The common hippopotamus is a large, semi-aquatic, herbivorous mammal. They are widely known as ‘Hippo’ and are found in the sub-Saharan African region. They belong to the family Hippopotamidae. The other only surviving species of the same family being the pygmy hippopotamus. The name is derived from ancient Greek and translates into ‘river horse’. Let’s check out some cool and amazing facts one of nature’s powerful animals.
As mentioned above, the hippopotamus is a large semi-aquatic animal. They are blessed with huge barrel-shaped body structure along with short stout legs, a small tail, and big head. Their skin tone is grayish to muddy-brown in a color that turns to pale pink underneath.
Hippos back the second place after elephants as the second largest land animal on this planet. Full grown males are 1.5 meters tall and 3.5 meters long. They are known to weigh around 3,200 kilograms which as good as three small cars. In spite of their enormous size, they can easily outrun humans with a speed of 30 km/h.

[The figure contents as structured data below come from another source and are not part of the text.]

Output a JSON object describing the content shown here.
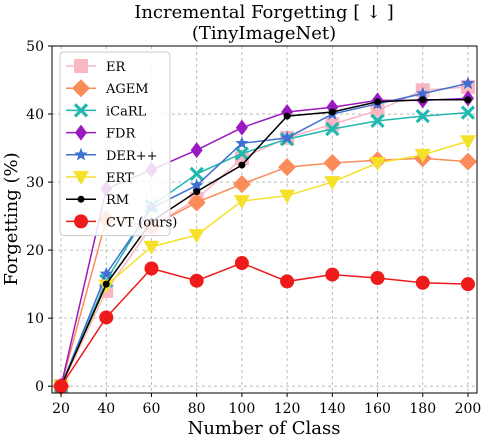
{
  "chart_data": {
    "type": "line",
    "title": "Incremental Forgetting [ ↓ ]",
    "subtitle": "(TinyImageNet)",
    "xlabel": "Number of Class",
    "ylabel": "Forgetting (%)",
    "x": [
      20,
      40,
      60,
      80,
      100,
      120,
      140,
      160,
      180,
      200
    ],
    "xticks": [
      "20",
      "40",
      "60",
      "80",
      "100",
      "120",
      "140",
      "160",
      "180",
      "200"
    ],
    "yticks": [
      "0",
      "10",
      "20",
      "30",
      "40",
      "50"
    ],
    "xlim": [
      16,
      204
    ],
    "ylim": [
      -1,
      50
    ],
    "grid": true,
    "legend_position": "upper-left",
    "series": [
      {
        "name": "ER",
        "color": "#f9b7c3",
        "marker": "square",
        "values": [
          0,
          14,
          23.5,
          27.5,
          33.5,
          36.5,
          38.5,
          40.5,
          43.5,
          44
        ]
      },
      {
        "name": "AGEM",
        "color": "#fa8c5a",
        "marker": "diamond",
        "values": [
          0,
          24.5,
          23.5,
          27,
          29.7,
          32.2,
          32.8,
          33.2,
          33.5,
          33
        ]
      },
      {
        "name": "iCaRL",
        "color": "#21b8b0",
        "marker": "x",
        "values": [
          0,
          15.5,
          26.5,
          31.2,
          34.2,
          36.3,
          37.8,
          39,
          39.7,
          40.2
        ]
      },
      {
        "name": "FDR",
        "color": "#9b19c0",
        "marker": "thin_diamond",
        "values": [
          0,
          29,
          31.8,
          34.7,
          38,
          40.3,
          41,
          42,
          42,
          42.3
        ]
      },
      {
        "name": "DER++",
        "color": "#3e6fd1",
        "marker": "star",
        "values": [
          0,
          16.5,
          26.2,
          29.5,
          35.7,
          36.5,
          40,
          41.5,
          43,
          44.5
        ]
      },
      {
        "name": "ERT",
        "color": "#f5e02a",
        "marker": "triangle_down",
        "values": [
          0,
          14.8,
          20.5,
          22.2,
          27.2,
          28,
          30,
          32.8,
          34,
          36
        ]
      },
      {
        "name": "RM",
        "color": "#000000",
        "marker": "dot",
        "values": [
          0,
          15,
          24.2,
          28.6,
          32.5,
          39.7,
          40.3,
          41.8,
          42.1,
          42.1
        ]
      },
      {
        "name": "CVT (ours)",
        "color": "#ee1b1b",
        "marker": "circle",
        "values": [
          0,
          10.1,
          17.3,
          15.5,
          18.1,
          15.4,
          16.4,
          15.9,
          15.2,
          15
        ]
      }
    ]
  }
}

Hippos like spending time in lakes and rivers as it lets them cool down in hot African weather. Their nose, eyes, and ears are situated on top of their head. It allows them to breathe and see while partially submerged in the water. They can stay underwater for three to five minutes as their nose and ears fold and shut while submerged. These super-cool creatures sweat an oily red substance which protects their skin from turning dry and also acts as a sunscreen. It is also useful for protection from germs and bacteria.
The hippopotamus is herbivorous who is active during the night. Hippos search and munch on grass after the sunsets. In one single night, they are capable of devouring around 35kgs of their most preferred variety of grass.
Just like elephants, Hippopotamus operate in a herd of ten to twenty members. These groups consist of one dominant male along with females (referred to as cows), their young and non-breeding young males. Dominant male hippos act as a leader and protect their herd. For intimidating predators and rival males, they open their large mouths and show their huge curved teeth. They splash water aggressively and make loud grunting noises for driving away predators like hyenas, lions, and crocodiles. In spite of their social nature, they are aggressive towards other species including humans. When they sense danger on land, they may often turn towards waterbodies.
Female hippo gives birth to a calf every two years. After birth, both mother and calf join the other cows and calves. Moving into herd ensures protection against predators. A young hippo calf can weigh around 45kg at birth.
In a natural setting, hippopotamus lives for about 40 years while in captivity they live longer lives extent up to 50 years of age. The IUCN recognized hippos as one of the vulnerable species in 2008 as their number drastically declined due to loss of habitat and hunting in Congo.